How to demonstrate derivability?
0
$\begingroup$
derivatives
-
0[continuously differentiable function](http://en.wikipedia.org/wiki/Differentiable_function#Differentiability_classes) – 2012-01-22
-
1I guess you mean differentiable. If the derivative *exists* at some point, then the function is differentiable there. If the derivative *exists and is continuous*, the function is said to be continuously differentiable. – 2012-01-22
1 Answers
2
In most cases you would distinguish two situations:
- A region where $f$ is clearly derivable because it is a composition of elementary functions known to be derivable (polynmials, exponentials, trigonometric functions,...)
- Some points where it is not clear what happens, and you have to show that the derivative exists using the definition.

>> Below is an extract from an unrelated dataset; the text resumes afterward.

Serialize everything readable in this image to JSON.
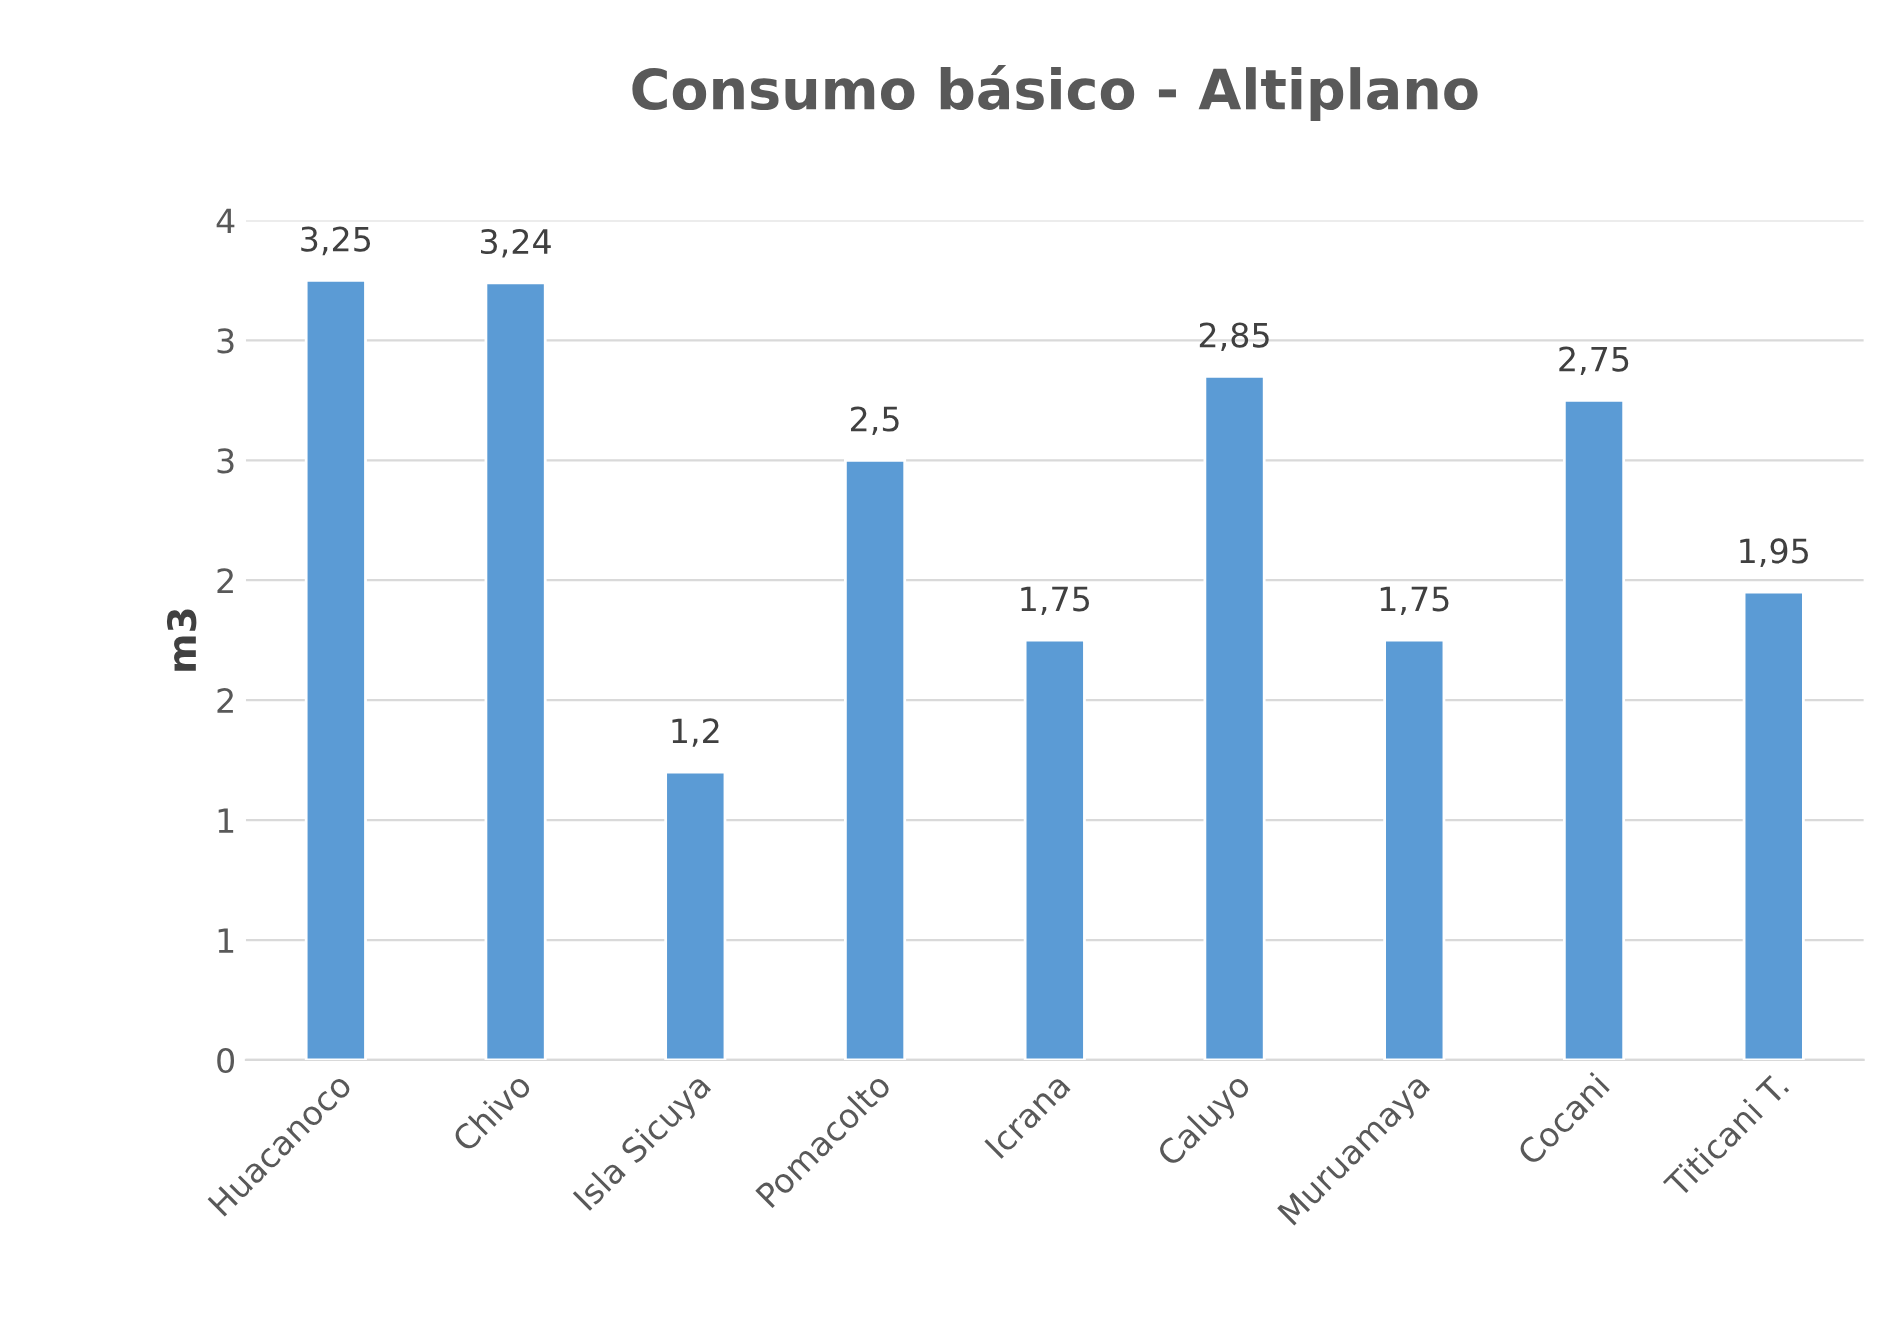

Let me give an example: $f(x)=x^2\sin\dfrac{1}{x}$ if $x\ne0$, $f(0)=0$. $f$ is derivable in $\mathbb{R}\setminus\{0\}$ because it is a composition and product of derivable functions. What hapens at $x=0$? Using the definition of derivative, you can show that $f'(0)=0$, s0 that $f$ is derivable in $\mathbb{R}$. Observe hat $f'$ is not continuous at $x=0$ (the limit as $x\to0$ of $f'(x)$ does not exist.) Continuity of $f'$ is not a necessary condition for $f$ to be derivable. Functions with a continuous derivative are called $C^1$ functions.